Témoin clé et coaccusé dans l’affaire Floribert Chebeya, l’ex-policier Paul Mwilambwe est en attente d’un procès au Sénégal. Condamné à mort par contumace en RDC, il continue d’incriminer Joseph Kabila dans le meurtre du défenseur des droits de l’homme, à Kinshasa, le 1er juin 2010. Jeune Afrique l’a rencontré à Dakar.

Condamné à mort par contumace en République démocratique du Congo, l’ex-commandant chargé de la sécurité à l’inspection générale de la police de Kinshasa est en exil au Sénégal depuis cinq ans.

Avec l’arrivée au pouvoir de Félix Tshisekedi, il appelle aujourd’hui le régime congolais  à demander son extradition, afin de répondre devant la justice de son pays. Neuf ans jour pour jour après l’assassinat de Floribert Chebeya, Jeune Afrique a rencontré Paul Mwilambwe à Dakar.

Jeune Afrique : Vous avez été condamné à mort en 2011 par la justice congolaise et vous avez toujours affirmé que le régime de Joseph Kabila cherchait à vous éliminer. Pourquoi souhaitez-vous aujourd’hui être extradé par le Sénégal ?

Paul Mwilambwe : Je veux que la République démocratique du Congo demande mon extradition parce que je vis caché au Sénégal depuis cinq ans et je n’ai toujours pas été jugé. Je veux simplement que la justice fasse son travail.

Le pouvoir vient de changer dans mon pays, et celui que je mettais en cause était Joseph Kabila. Il n’a plus la main mise sur la justice.

L’alternance en République démocratique du Congo reste toutefois relative. Et John Numbi, que vous affirmez être le commanditaire de l’assassinat, est toujours un haut gradé de l’armée…
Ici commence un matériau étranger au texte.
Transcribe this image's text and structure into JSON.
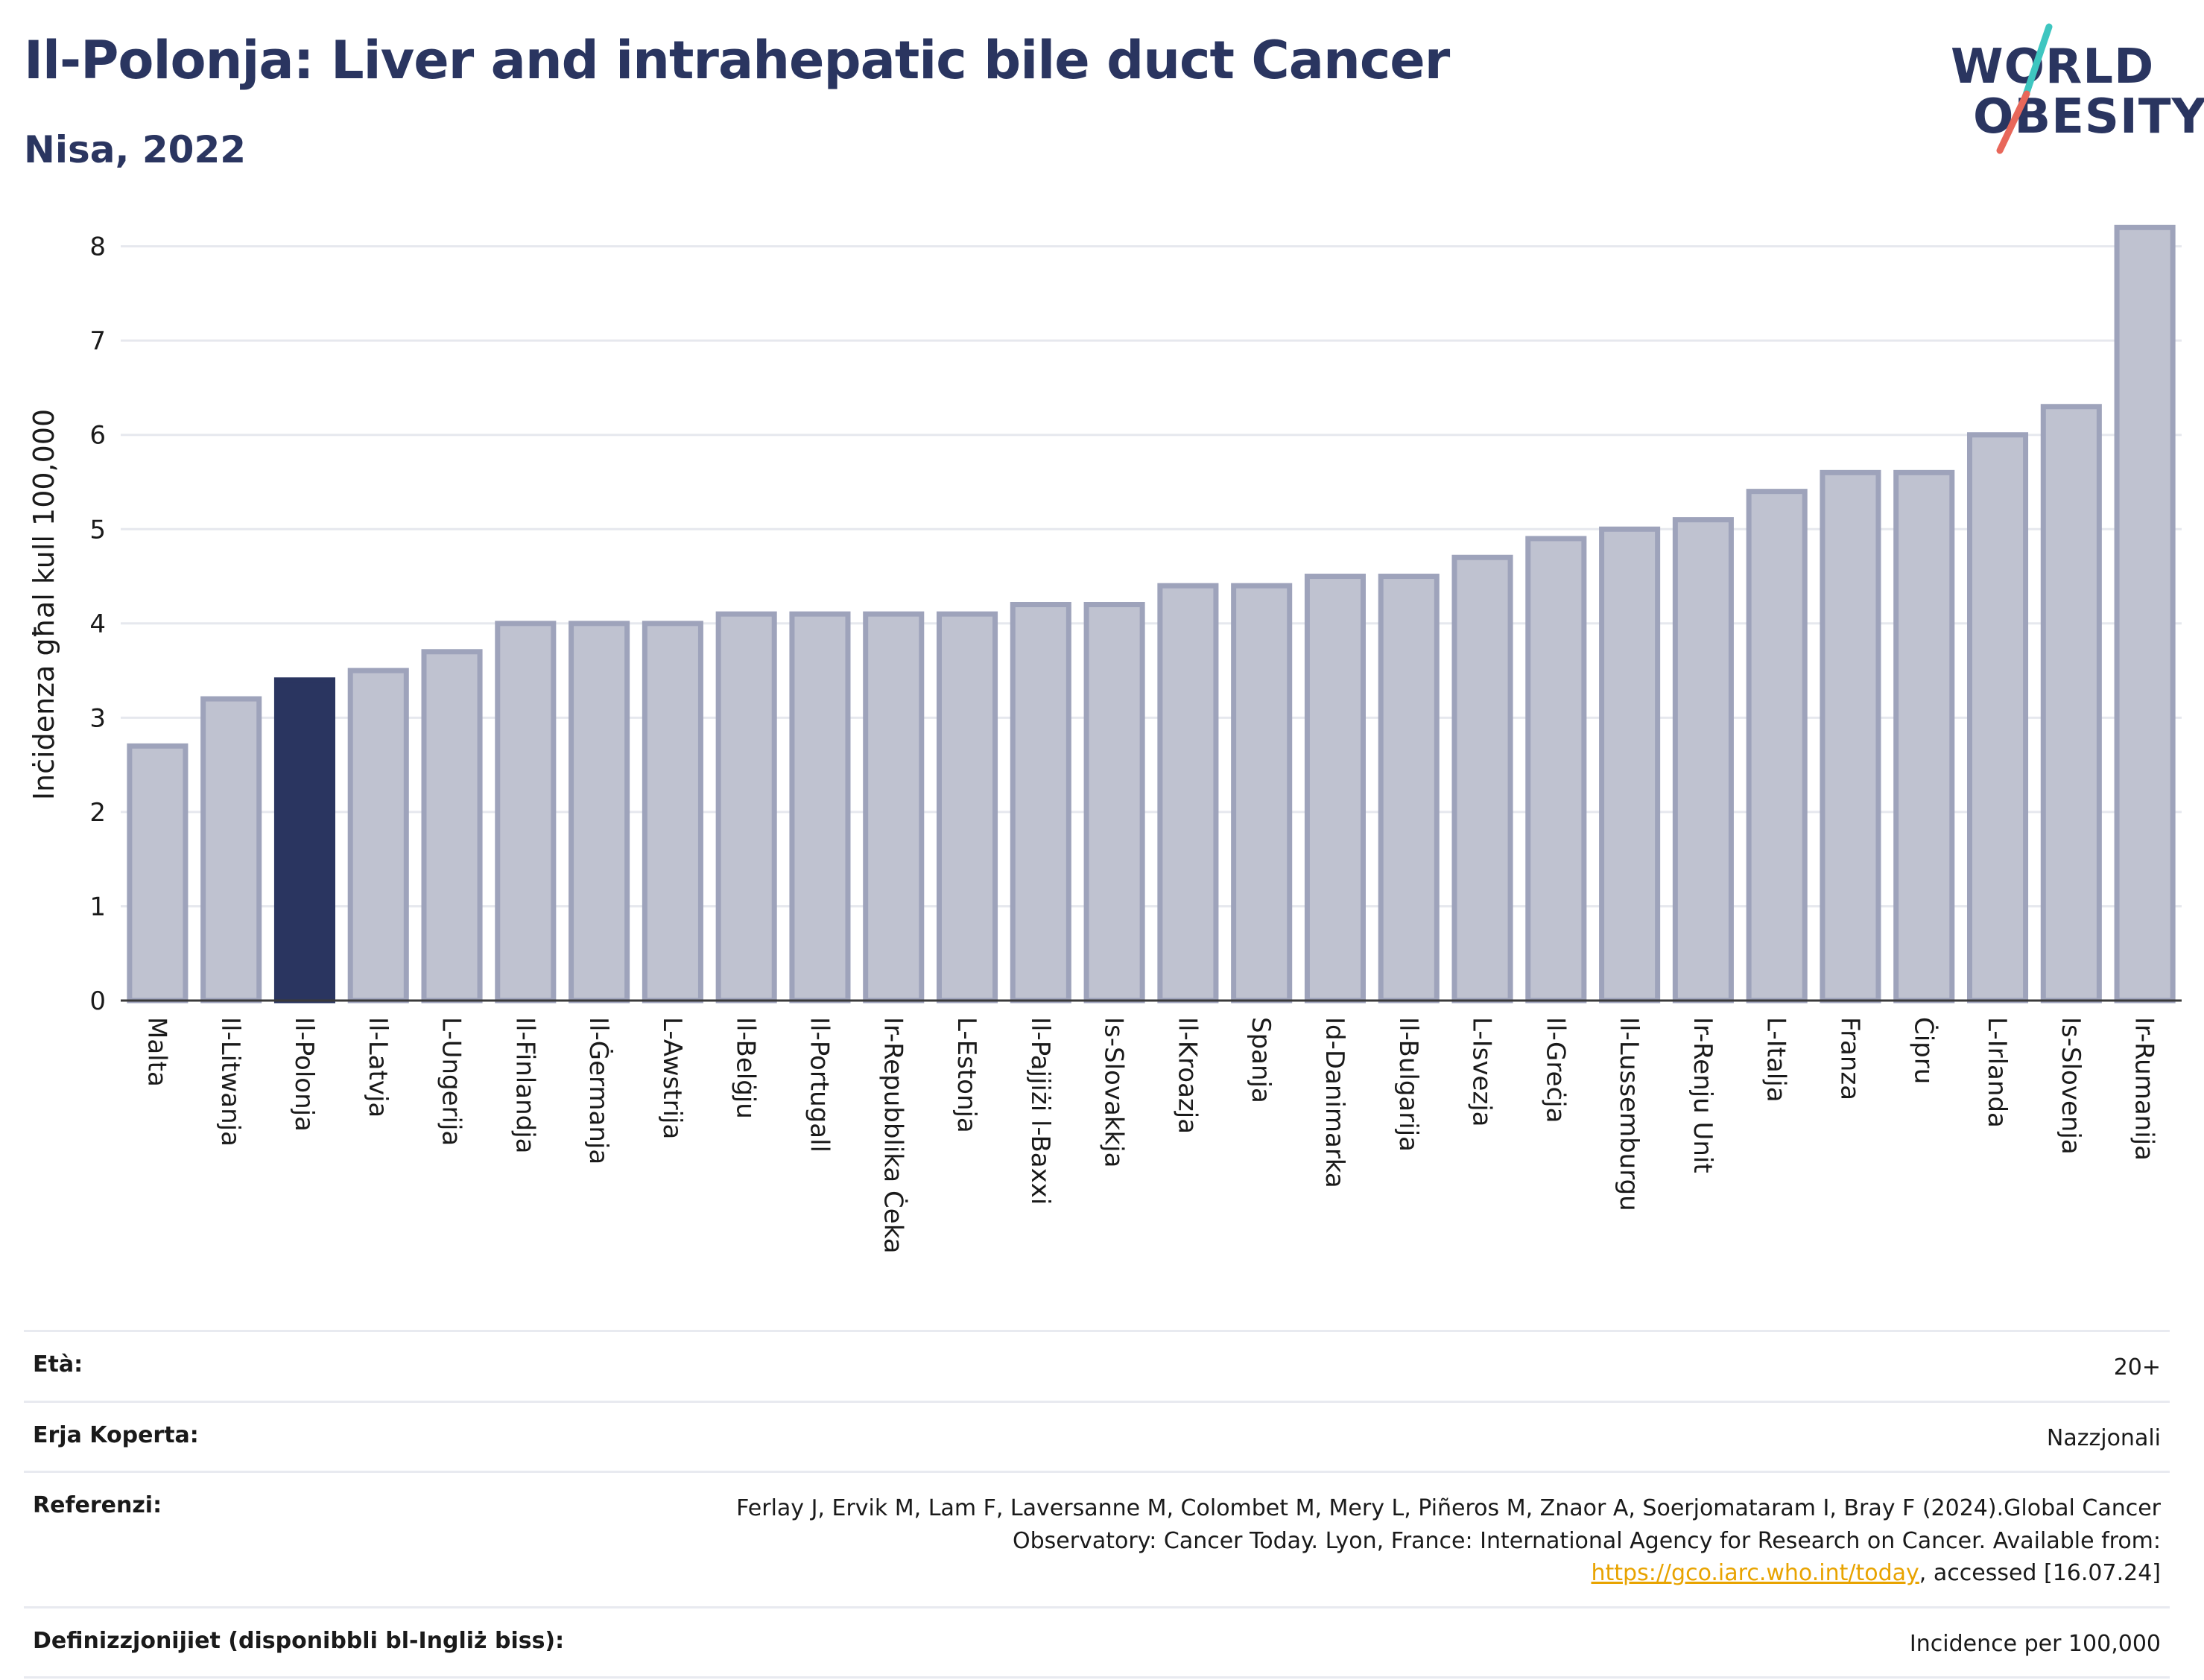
{
  "header": {
    "title": "Il-Polonja: Liver and intrahepatic bile duct Cancer",
    "subtitle": "Nisa, 2022"
  },
  "logo": {
    "line1": "WORLD",
    "line2": "OBESITY",
    "slash_colors": [
      "#3ec6c0",
      "#e8675a"
    ]
  },
  "chart_data": {
    "type": "bar",
    "categories": [
      "Malta",
      "Il-Litwanja",
      "Il-Polonja",
      "Il-Latvja",
      "L-Ungerija",
      "Il-Finlandja",
      "Il-Ġermanja",
      "L-Awstrija",
      "Il-Belġju",
      "Il-Portugall",
      "Ir-Repubblika Ċeka",
      "L-Estonja",
      "Il-Pajjiżi l-Baxxi",
      "Is-Slovakkja",
      "Il-Kroazja",
      "Spanja",
      "Id-Danimarka",
      "Il-Bulgarija",
      "L-Isvezja",
      "Il-Greċja",
      "Il-Lussemburgu",
      "Ir-Renju Unit",
      "L-Italja",
      "Franza",
      "Ċipru",
      "L-Irlanda",
      "Is-Slovenja",
      "Ir-Rumanija"
    ],
    "values": [
      2.7,
      3.2,
      3.4,
      3.5,
      3.7,
      4.0,
      4.0,
      4.0,
      4.1,
      4.1,
      4.1,
      4.1,
      4.2,
      4.2,
      4.4,
      4.4,
      4.5,
      4.5,
      4.7,
      4.9,
      5.0,
      5.1,
      5.4,
      5.6,
      5.6,
      6.0,
      6.3,
      8.2
    ],
    "highlight": "Il-Polonja",
    "ylabel": "Inċidenza għal kull 100,000",
    "xlabel": "",
    "ylim": [
      0,
      8.4
    ],
    "yticks": [
      0,
      1,
      2,
      3,
      4,
      5,
      6,
      7,
      8
    ],
    "grid": true,
    "colors": {
      "bar": "#bfc2d0",
      "bar_edge": "#9ea3bb",
      "highlight": "#2a3560"
    }
  },
  "meta": {
    "age_label": "Età:",
    "age_value": "20+",
    "area_label": "Erja Koperta:",
    "area_value": "Nazzjonali",
    "ref_label": "Referenzi:",
    "ref_text1": "Ferlay J, Ervik M, Lam F, Laversanne M, Colombet M, Mery L, Piñeros M, Znaor A, Soerjomataram I, Bray F (2024).Global Cancer Observatory: Cancer Today. Lyon, France: International Agency for Research on Cancer. Available from: ",
    "ref_link": "https://gco.iarc.who.int/today",
    "ref_text2": ", accessed [16.07.24]",
    "def_label": "Definizzjonijiet (disponibbli bl-Ingliż biss):",
    "def_value": "Incidence per 100,000"
  }
}
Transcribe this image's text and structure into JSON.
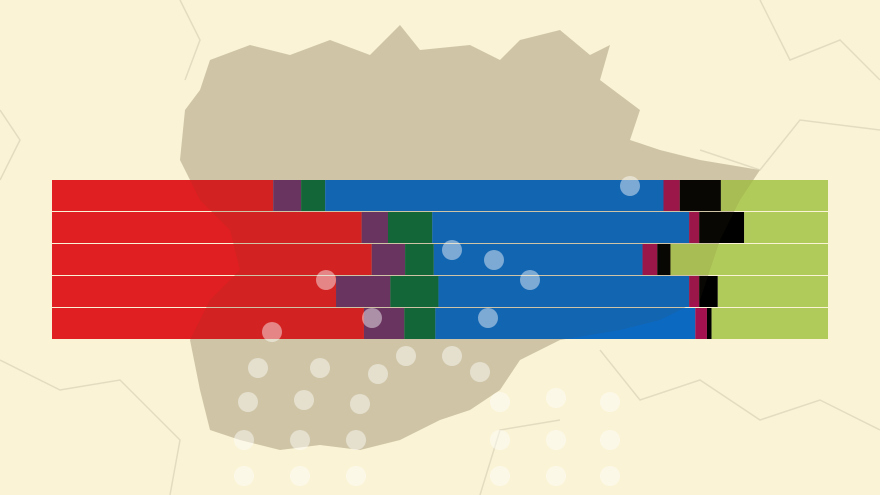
{
  "chart_data": {
    "type": "stacked-bar-horizontal",
    "categories": [
      null,
      null,
      null,
      null,
      null
    ],
    "series": [
      {
        "color": "#e01f22",
        "values": [
          28.5,
          39.9,
          41.2,
          36.6,
          40.2
        ]
      },
      {
        "color": "#6b3468",
        "values": [
          3.6,
          3.4,
          4.3,
          7.0,
          5.2
        ]
      },
      {
        "color": "#0c6a3c",
        "values": [
          3.1,
          5.7,
          3.7,
          6.2,
          4.0
        ]
      },
      {
        "color": "#0b69c2",
        "values": [
          43.6,
          33.1,
          26.9,
          32.3,
          33.5
        ]
      },
      {
        "color": "#a3114f",
        "values": [
          2.1,
          1.3,
          1.9,
          1.3,
          1.5
        ]
      },
      {
        "color": "#000000",
        "values": [
          5.3,
          5.8,
          1.7,
          2.4,
          0.6
        ]
      },
      {
        "color": "#b1cb5b",
        "values": [
          13.8,
          10.8,
          20.3,
          14.2,
          15.0
        ]
      }
    ],
    "xlim": [
      0,
      100
    ]
  }
}
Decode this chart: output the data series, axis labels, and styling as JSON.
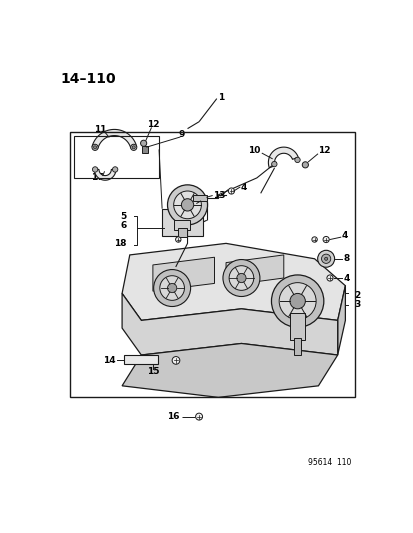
{
  "page_label": "14–110",
  "diagram_code": "95614  110",
  "bg_color": "#ffffff",
  "border_color": "#1a1a1a",
  "line_color": "#1a1a1a",
  "fig_width": 4.14,
  "fig_height": 5.33,
  "dpi": 100,
  "title_fontsize": 10,
  "label_fontsize": 6.5,
  "small_fontsize": 5.5
}
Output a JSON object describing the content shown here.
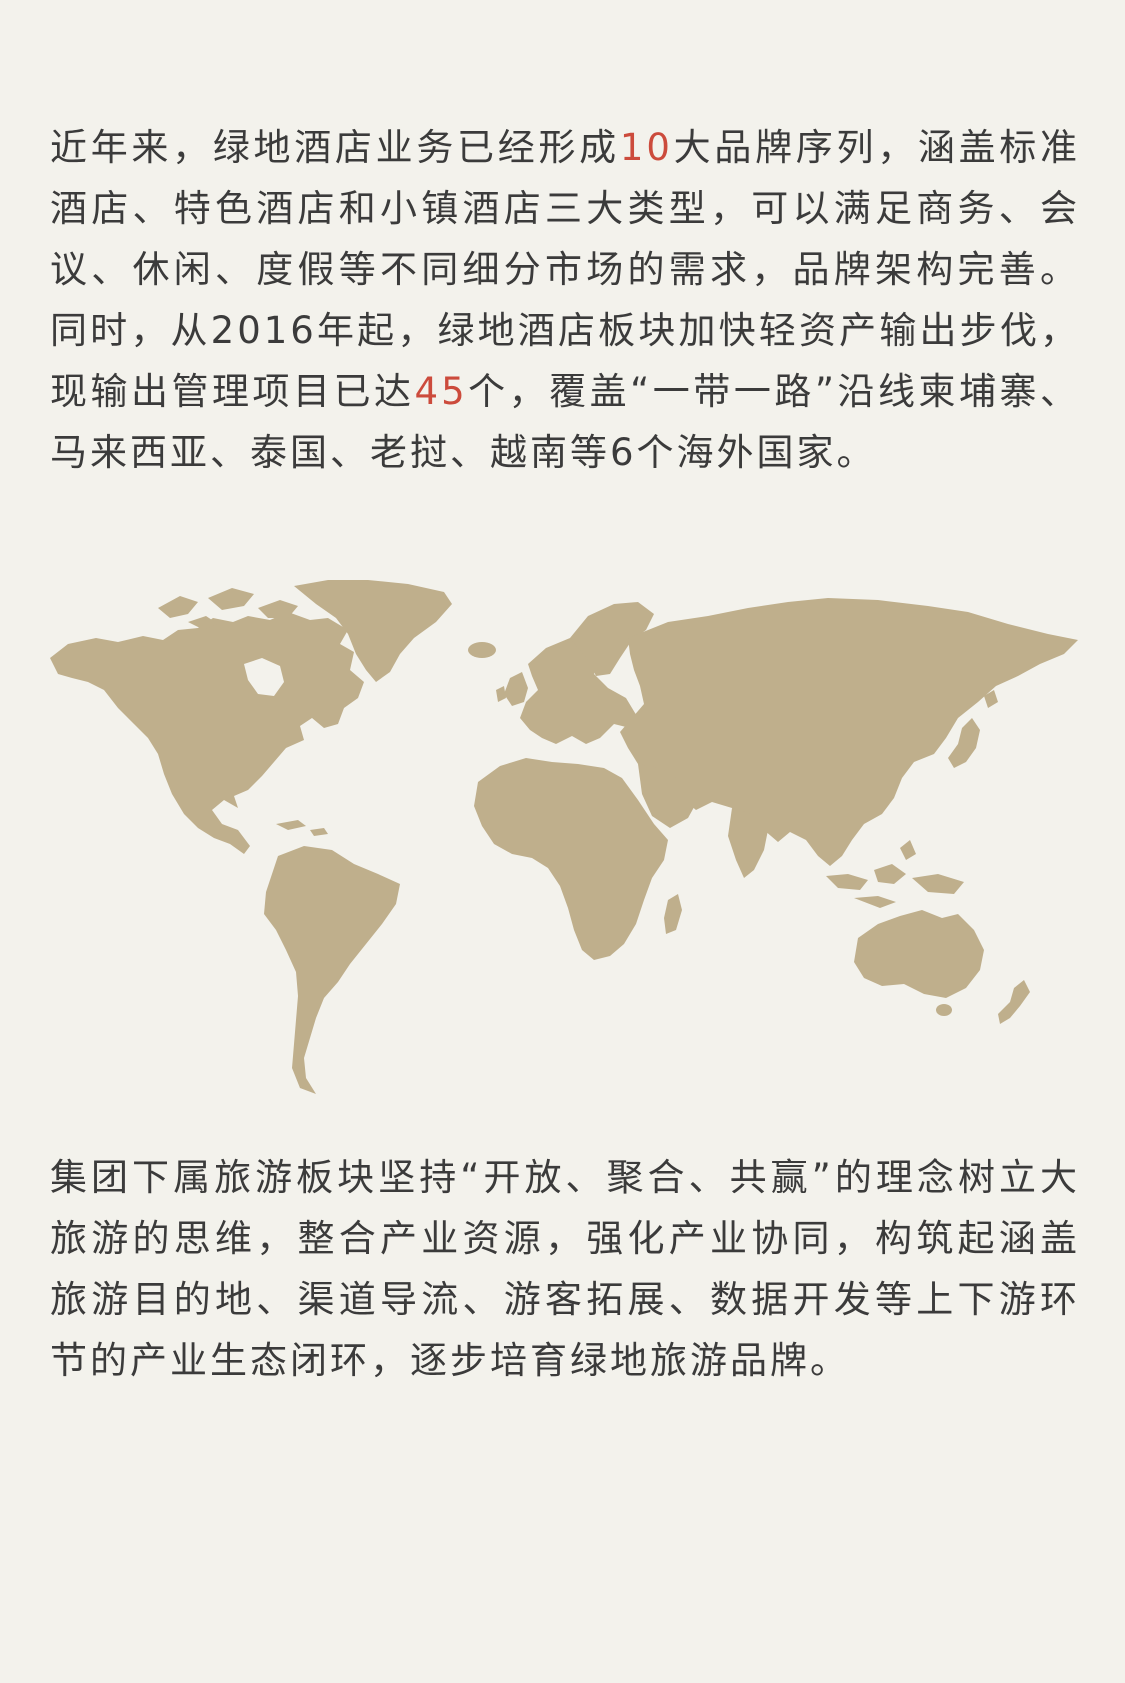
{
  "intro": {
    "part1": "近年来，绿地酒店业务已经形成",
    "brand_count": "10",
    "part2": "大品牌序列，涵盖标准酒店、特色酒店和小镇酒店三大类型，可以满足商务、会议、休闲、度假等不同细分市场的需求，品牌架构完善。同时，从2016年起，绿地酒店板块加快轻资产输出步伐，现输出管理项目已达",
    "project_count": "45",
    "part3": "个，覆盖“一带一路”沿线柬埔寨、马来西亚、泰国、老挝、越南等6个海外国家。"
  },
  "map": {
    "icon": "world-map-icon",
    "fill_color": "#bfaf8c"
  },
  "tourism": {
    "text": "集团下属旅游板块坚持“开放、聚合、共赢”的理念树立大旅游的思维，整合产业资源，强化产业协同，构筑起涵盖旅游目的地、渠道导流、游客拓展、数据开发等上下游环节的产业生态闭环，逐步培育绿地旅游品牌。"
  },
  "colors": {
    "background": "#f3f2ec",
    "text": "#3b3b3b",
    "highlight": "#cc4b3c"
  }
}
Si le Sénégal est prêt à relancer le dossier, je resterai. L’essentiel pour moi est que la procédure avance et que justice soit faite. J’ai été jugé par contumace en République démocratique du Congo sans pouvoir me présenter à la justice. On a fait croire que j’étais en fuite alors que j’avais été enlevé par les services de renseignement. J’ai été condamné en première instance, pas définitivement. Si je suis extradé, je ferai appel.